CAIRO: A senior Hamas official told AFP that his group will provide on Friday the names of four Israeli women hostages to be freed the following day as part of a second release under the ceasefire with Israel.
“Today, Hamas will provide the names of four hostages as part of the second prisoner exchange,” said Bassem Naim, a member of Hamas’s political bureau based in Doha.
“Tomorrow, Saturday, the four women hostages will be released in exchange for a group of Palestinian prisoners, as agreed upon in the ceasefire deal.”
Naim also said that once the exchange takes place, war-displaced Palestinians in southern Gaza will be able to begin returning to the north of the territory.
“An Egyptian-Qatari committee will oversee the implementation of this part of the agreement on the ground,” he said.
“The displaced will return from the south to the north via Al-Rashid Road, as Israeli forces are expected to withdraw from there in accordance with the agreement.”
The ceasefire agreement was brokered by Qatar, Egypt and the United States after months of intense negotiations.

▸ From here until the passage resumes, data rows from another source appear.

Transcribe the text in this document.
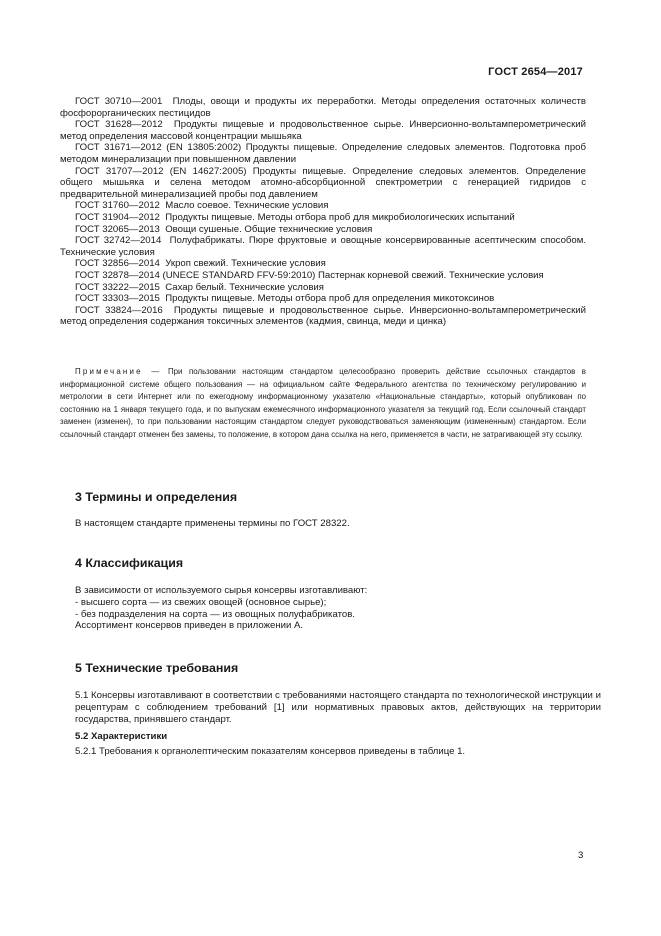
ГОСТ 2654—2017

ГОСТ 30710—2001 Плоды, овощи и продукты их переработки. Методы определения остаточных количеств фосфорорганических пестицидов

ГОСТ 31628—2012 Продукты пищевые и продовольственное сырье. Инверсионно-вольтамперометрический метод определения массовой концентрации мышьяка

ГОСТ 31671—2012 (EN 13805:2002) Продукты пищевые. Определение следовых элементов. Подготовка проб методом минерализации при повышенном давлении

ГОСТ 31707—2012 (EN 14627:2005) Продукты пищевые. Определение следовых элементов. Определение общего мышьяка и селена методом атомно-абсорбционной спектрометрии с генерацией гидридов с предварительной минерализацией пробы под давлением

ГОСТ 31760—2012 Масло соевое. Технические условия

ГОСТ 31904—2012 Продукты пищевые. Методы отбора проб для микробиологических испытаний

ГОСТ 32065—2013 Овощи сушеные. Общие технические условия

ГОСТ 32742—2014 Полуфабрикаты. Пюре фруктовые и овощные консервированные асептическим способом. Технические условия

ГОСТ 32856—2014 Укроп свежий. Технические условия

ГОСТ 32878—2014 (UNECE STANDARD FFV-59:2010) Пастернак корневой свежий. Технические условия

ГОСТ 33222—2015 Сахар белый. Технические условия

ГОСТ 33303—2015 Продукты пищевые. Методы отбора проб для определения микотоксинов

ГОСТ 33824—2016 Продукты пищевые и продовольственное сырье. Инверсионно-вольтамперометрический метод определения содержания токсичных элементов (кадмия, свинца, меди и цинка)

Примечание — При пользовании настоящим стандартом целесообразно проверить действие ссылочных стандартов в информационной системе общего пользования — на официальном сайте Федерального агентства по техническому регулированию и метрологии в сети Интернет или по ежегодному информационному указателю «Национальные стандарты», который опубликован по состоянию на 1 января текущего года, и по выпускам ежемесячного информационного указателя за текущий год. Если ссылочный стандарт заменен (изменен), то при пользовании настоящим стандартом следует руководствоваться заменяющим (измененным) стандартом. Если ссылочный стандарт отменен без замены, то положение, в котором дана ссылка на него, применяется в части, не затрагивающей эту ссылку.
3 Термины и определения

В настоящем стандарте применены термины по ГОСТ 28322.

4 Классификация
В зависимости от используемого сырья консервы изготавливают:
- высшего сорта — из свежих овощей (основное сырье);
- без подразделения на сорта — из овощных полуфабрикатов.
Ассортимент консервов приведен в приложении А.
5 Технические требования

5.1 Консервы изготавливают в соответствии с требованиями настоящего стандарта по технологической инструкции и рецептурам с соблюдением требований [1] или нормативных правовых актов, действующих на территории государства, принявшего стандарт.

5.2 Характеристики

5.2.1 Требования к органолептическим показателям консервов приведены в таблице 1.

3
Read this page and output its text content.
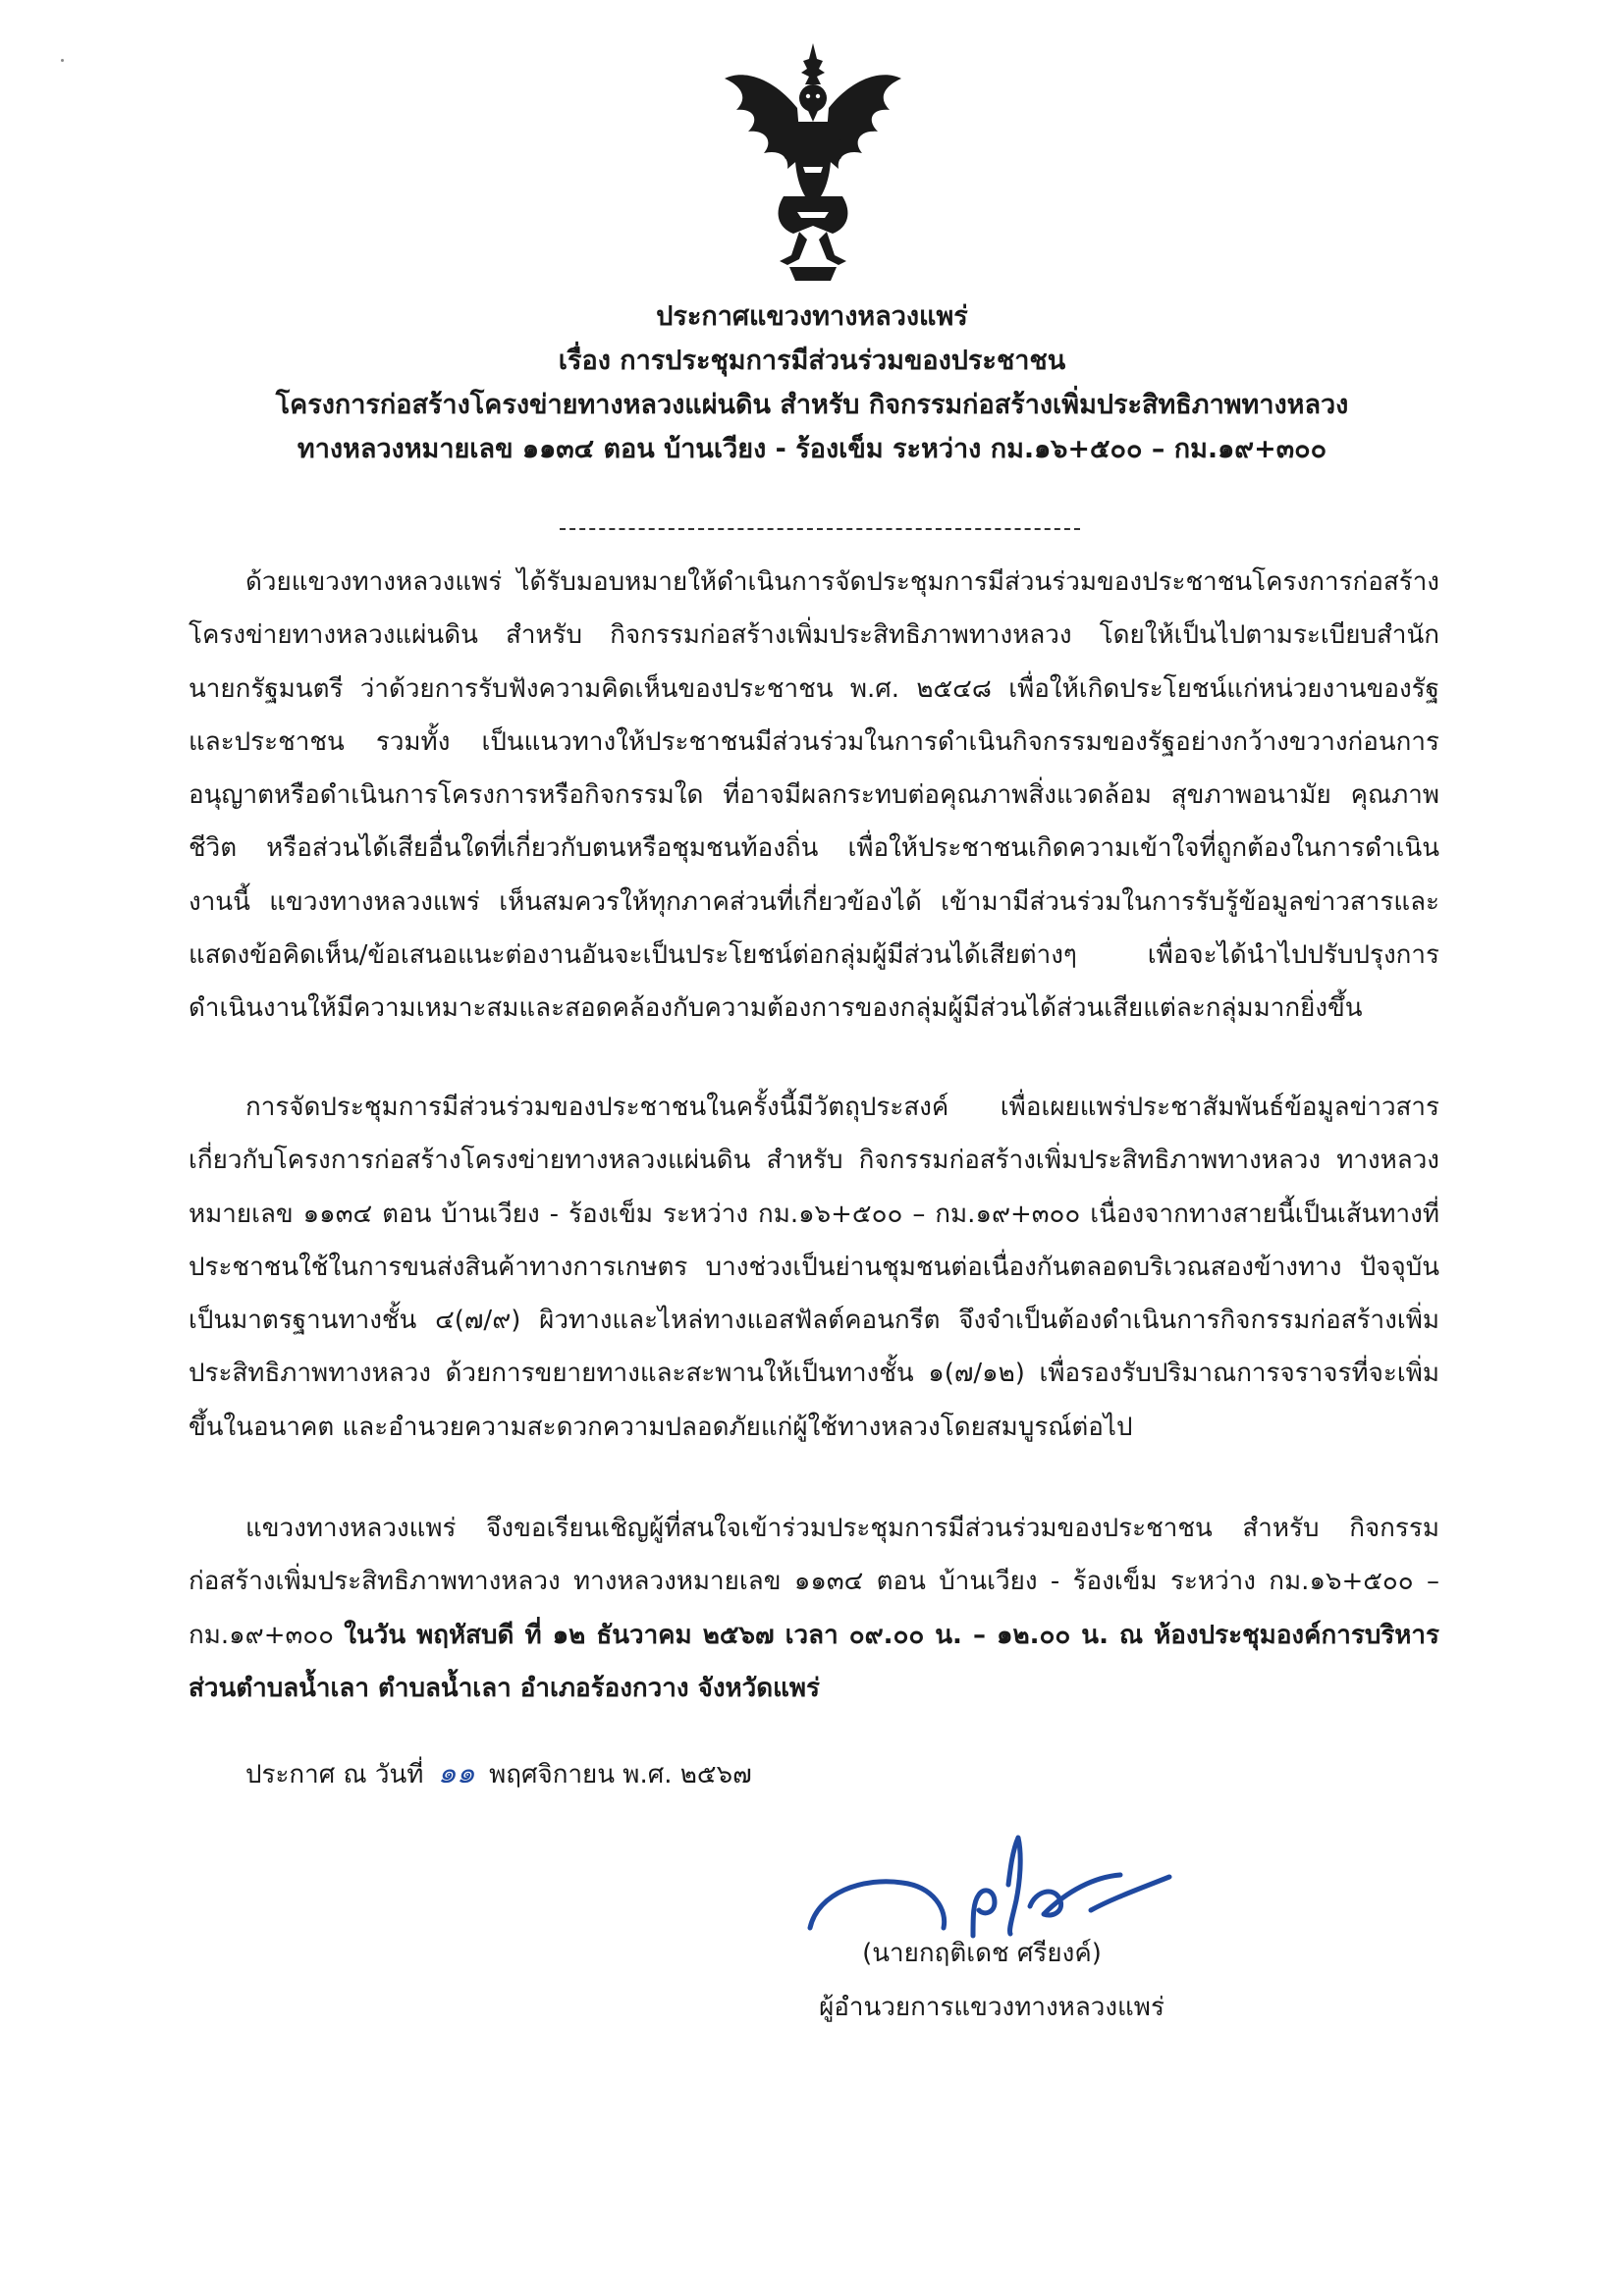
ประกาศแขวงทางหลวงแพร่
เรื่อง การประชุมการมีส่วนร่วมของประชาชน
โครงการก่อสร้างโครงข่ายทางหลวงแผ่นดิน สำหรับ กิจกรรมก่อสร้างเพิ่มประสิทธิภาพทางหลวง
ทางหลวงหมายเลข ๑๑๓๔ ตอน บ้านเวียง - ร้องเข็ม ระหว่าง กม.๑๖+๕๐๐ – กม.๑๙+๓๐๐

ด้วยแขวงทางหลวงแพร่ ได้รับมอบหมายให้ดำเนินการจัดประชุมการมีส่วนร่วมของประชาชนโครงการก่อสร้างโครงข่ายทางหลวงแผ่นดิน สำหรับ กิจกรรมก่อสร้างเพิ่มประสิทธิภาพทางหลวง โดยให้เป็นไปตามระเบียบสำนักนายกรัฐมนตรี ว่าด้วยการรับฟังความคิดเห็นของประชาชน พ.ศ. ๒๕๔๘ เพื่อให้เกิดประโยชน์แก่หน่วยงานของรัฐและประชาชน รวมทั้ง เป็นแนวทางให้ประชาชนมีส่วนร่วมในการดำเนินกิจกรรมของรัฐอย่างกว้างขวางก่อนการอนุญาตหรือดำเนินการโครงการหรือกิจกรรมใด ที่อาจมีผลกระทบต่อคุณภาพสิ่งแวดล้อม สุขภาพอนามัย คุณภาพชีวิต หรือส่วนได้เสียอื่นใดที่เกี่ยวกับตนหรือชุมชนท้องถิ่น เพื่อให้ประชาชนเกิดความเข้าใจที่ถูกต้องในการดำเนินงานนี้ แขวงทางหลวงแพร่ เห็นสมควรให้ทุกภาคส่วนที่เกี่ยวข้องได้ เข้ามามีส่วนร่วมในการรับรู้ข้อมูลข่าวสารและแสดงข้อคิดเห็น/ข้อเสนอแนะต่องานอันจะเป็นประโยชน์ต่อกลุ่มผู้มีส่วนได้เสียต่างๆ เพื่อจะได้นำไปปรับปรุงการดำเนินงานให้มีความเหมาะสมและสอดคล้องกับความต้องการของกลุ่มผู้มีส่วนได้ส่วนเสียแต่ละกลุ่มมากยิ่งขึ้น

การจัดประชุมการมีส่วนร่วมของประชาชนในครั้งนี้มีวัตถุประสงค์ เพื่อเผยแพร่ประชาสัมพันธ์ข้อมูลข่าวสารเกี่ยวกับโครงการก่อสร้างโครงข่ายทางหลวงแผ่นดิน สำหรับ กิจกรรมก่อสร้างเพิ่มประสิทธิภาพทางหลวง ทางหลวงหมายเลข ๑๑๓๔ ตอน บ้านเวียง - ร้องเข็ม ระหว่าง กม.๑๖+๕๐๐ – กม.๑๙+๓๐๐ เนื่องจากทางสายนี้เป็นเส้นทางที่ประชาชนใช้ในการขนส่งสินค้าทางการเกษตร บางช่วงเป็นย่านชุมชนต่อเนื่องกันตลอดบริเวณสองข้างทาง ปัจจุบันเป็นมาตรฐานทางชั้น ๔(๗/๙) ผิวทางและไหล่ทางแอสฟัลต์คอนกรีต จึงจำเป็นต้องดำเนินการกิจกรรมก่อสร้างเพิ่มประสิทธิภาพทางหลวง ด้วยการขยายทางและสะพานให้เป็นทางชั้น ๑(๗/๑๒) เพื่อรองรับปริมาณการจราจรที่จะเพิ่มขึ้นในอนาคต และอำนวยความสะดวกความปลอดภัยแก่ผู้ใช้ทางหลวงโดยสมบูรณ์ต่อไป

แขวงทางหลวงแพร่ จึงขอเรียนเชิญผู้ที่สนใจเข้าร่วมประชุมการมีส่วนร่วมของประชาชน สำหรับ กิจกรรมก่อสร้างเพิ่มประสิทธิภาพทางหลวง ทางหลวงหมายเลข ๑๑๓๔ ตอน บ้านเวียง - ร้องเข็ม ระหว่าง กม.๑๖+๕๐๐ – กม.๑๙+๓๐๐ ในวัน พฤหัสบดี ที่ ๑๒ ธันวาคม ๒๕๖๗ เวลา ๐๙.๐๐ น. – ๑๒.๐๐ น. ณ ห้องประชุมองค์การบริหารส่วนตำบลน้ำเลา ตำบลน้ำเลา อำเภอร้องกวาง จังหวัดแพร่

ประกาศ ณ วันที่ ๑๑ พฤศจิกายน พ.ศ. ๒๕๖๗
(นายกฤติเดช ศรียงค์)
ผู้อำนวยการแขวงทางหลวงแพร่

The truce, the second in the more than 15 months of war, began on Sunday, with the first three hostages released in exchange for around 90 Palestinian prisoners.
The war between Hamas and Israel broke out after the militants’ deadly attack on Israel on October 7, 2023.
During the attack, militants took 251 hostages, 91 of whom remain in Gaza, including 34 the Israeli military has confirmed are deceased.
The first truce, implemented in late November 2023, lasted just one week but involved the release of 105 hostages in exchange for 240 Palestinian prisoners.
The October 7 attack resulted in the deaths of 1,210 people on the Israeli side, mostly civilians, according to an AFP tally based on official Israeli figures.
Since then, Israel’s retaliatory response has killed at least 47,283 people in Gaza, the majority of them civilians, according to the Hamas-run territory’s health ministry, figures which the UN considers are reliable.